Testing Dashboard — Overview

The Testing Dashboard (Surface 01) is the internal pre-release validation environment for the GOVERN platform, deployed at jarvis-dashboard-v6.pages.dev.

This is where all GOVERN surfaces are tested before they reach customers. The promotion path is:

Testing Dashboard (jarvis-dashboard-v6.pages.dev)
  → finalized testing
    → Internal Dashboard (Surface 02)
      → finalized for customer
        → Customer SOC (Surface 04)

Every SOC-style dashboard is first built and validated here, then promoted to the Internal Dashboard after testing passes, then copied to the Customer SOC surface for customer-facing deployment.

Purpose

GOVERN is a governance platform — it certifies AI systems for customers. That means our own quality bar must be higher than theirs. The Testing Dashboard enforces this by requiring every component to pass a full validation stack before release.

The dashboard answers three questions:

Does it work? Unit tests, integration tests, and e2e flows confirm functional correctness.
Does it look right? Playwright visual regression confirms UI components haven’t regressed.
Is it world-class? Gate II (V(Q) >= 85%) and Gate IV (5-point polish check) confirm quality meets the Home Standard.

Scope — The 10 GOVERN Components

Every GOVERN surface gets tested before release:

#	Component	Test Focus
01	Testing Dashboard (this surface)	Meta — tests the test infrastructure itself
02	Internal Dashboard	Build event wiring, pipeline integrity, cost accuracy
03	Customer Dashboard	Assessment flows, report generation, benchmark display
04	GOVERN API	Route coverage, auth, response shapes, rate limits
05	Monitoring Probe (Docker)	Container build, agent detection, telemetry emit
06	Browser Extension	Content script injection, overlay rendering, data capture
07	OS Agent (Desktop)	Process monitoring, system event capture, telemetry
08	Mobile App	iOS/Android flows, offline behavior, sync
09	Developer SDK	Integration flows, TypeScript types, example apps
10	GOVERN Docs	Link integrity, content accuracy, search index

Testing Philosophy

The Testing Dashboard follows the GOVERN convergence doctrine: no deploy without convergence, no convergence without evidence.

This means:

Tests are not optional pre-commit gate theater — they are the evidence that convergence has been reached
Every test failure is a blocked deploy, not a warning
Visual regression captures what metrics cannot — that the product looks right, not just that it ran
Probe tests run in Docker to match production deployment conditions exactly

Quality Gates

Two constitutional quality gates govern every release:

Gate II — V(Q) >= 85% The convergence score across all test dimensions must be 85% or higher.

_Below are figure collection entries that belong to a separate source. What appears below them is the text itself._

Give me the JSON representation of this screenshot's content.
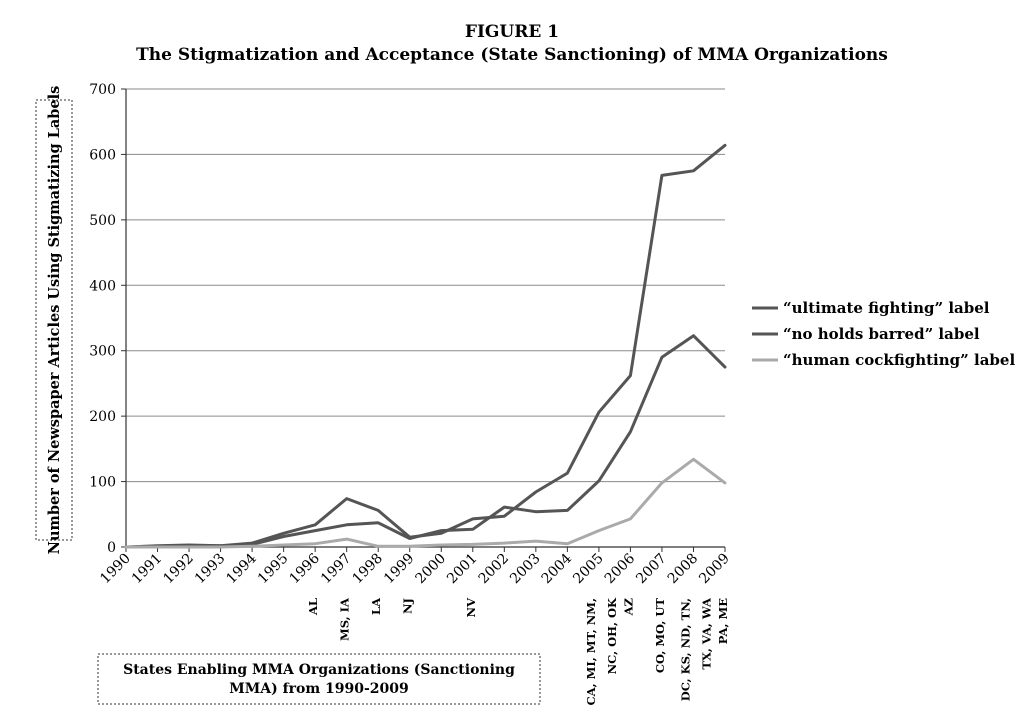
{
  "figure_label": "FIGURE 1",
  "chart_data": {
    "type": "line",
    "title": "The Stigmatization and Acceptance (State Sanctioning) of MMA Organizations",
    "ylabel": "Number of Newspaper Articles Using Stigmatizing Labels",
    "ylim": [
      0,
      700
    ],
    "yticks": [
      "0",
      "100",
      "200",
      "300",
      "400",
      "500",
      "600",
      "700"
    ],
    "categories": [
      "1990",
      "1991",
      "1992",
      "1993",
      "1994",
      "1995",
      "1996",
      "1997",
      "1998",
      "1999",
      "2000",
      "2001",
      "2002",
      "2003",
      "2004",
      "2005",
      "2006",
      "2007",
      "2008",
      "2009"
    ],
    "grid": "horizontal",
    "legend_position": "right",
    "series": [
      {
        "name": "“ultimate fighting” label",
        "color": "#555555",
        "values": [
          0,
          2,
          3,
          2,
          6,
          21,
          34,
          74,
          56,
          15,
          21,
          43,
          47,
          84,
          113,
          206,
          262,
          568,
          575,
          614
        ]
      },
      {
        "name": "“no holds barred” label",
        "color": "#555555",
        "values": [
          0,
          1,
          2,
          2,
          4,
          16,
          25,
          34,
          37,
          13,
          25,
          27,
          61,
          54,
          56,
          101,
          176,
          290,
          323,
          275
        ]
      },
      {
        "name": "“human cockfighting” label",
        "color": "#aaaaaa",
        "values": [
          0,
          0,
          0,
          0,
          1,
          3,
          5,
          12,
          1,
          1,
          3,
          4,
          6,
          9,
          5,
          25,
          43,
          98,
          134,
          98
        ]
      }
    ],
    "states_box_label": "States Enabling MMA Organizations (Sanctioning MMA) from 1990-2009",
    "state_annotations": [
      {
        "year": "1996",
        "states": "AL"
      },
      {
        "year": "1997",
        "states": "MS, IA"
      },
      {
        "year": "1998",
        "states": "LA"
      },
      {
        "year": "1999",
        "states": "NJ"
      },
      {
        "year": "2001",
        "states": "NV"
      },
      {
        "year": "2005",
        "states": "CA, MI, MT, NM,"
      },
      {
        "year": "2005",
        "states": "NC, OH, OK"
      },
      {
        "year": "2006",
        "states": "AZ"
      },
      {
        "year": "2007",
        "states": "CO, MO, UT"
      },
      {
        "year": "2008",
        "states": "DC, KS, ND, TN,"
      },
      {
        "year": "2008",
        "states": "TX, VA, WA"
      },
      {
        "year": "2009",
        "states": "PA, ME"
      }
    ]
  }
}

A score below 85% means the component is not ready to ship. No exceptions.

Gate IV — 5-Point Polish Check Before any UI surface ships, all five points must pass:

Scene moves at idle (ambient animation active)
Orb is the interface, not a textarea
Page matches the reference benchmark (archetypal-app.pages.dev)
Energy layers L1/L2/L3 visible
Text is ambient, not dominant

Any point failing means the UI is blocked until it passes.

Test Execution Flow

Engineer pushes change
       ↓
Typecheck (pnpm typecheck) — must return 0 errors
       ↓
Unit tests (pnpm test) — all suites must pass
       ↓
Integration tests — API endpoints, database queries
       ↓
Playwright visual regression — screenshots compared
       ↓
API spot-checks — curl against staging endpoints
       ↓
Probe container test — Docker build + local proxy
       ↓
QA score calculated — must be >= 85%
       ↓
Polish check — 5-point UI checklist
       ↓
Gate opens → component eligible for release

Dashboard Layout

The Testing Dashboard UI shows:

Test run status — current pass/fail for each component
Coverage heatmap — which areas have the most test coverage
Visual diff viewer — side-by-side Playwright screenshot comparison
Gate status panel — Gate II score + Gate IV checklist per component
Recent test history — last 10 runs per component with trends
Failure detail drawer — full output, stack traces, and suggested fixes

Relationship to CI/CD

The Testing Dashboard is not a replacement for CI/CD — it is the quality layer that gates deployment. The flow is:

CI runs on every PR (GitHub Actions) — fast, subset of tests
Testing Dashboard runs the full stack before release approval
Release is blocked until Testing Dashboard shows green across all gates

The dashboard reads test results from CI artifacts and enriches them with visual regression, probe tests, and quality scoring that CI does not produce.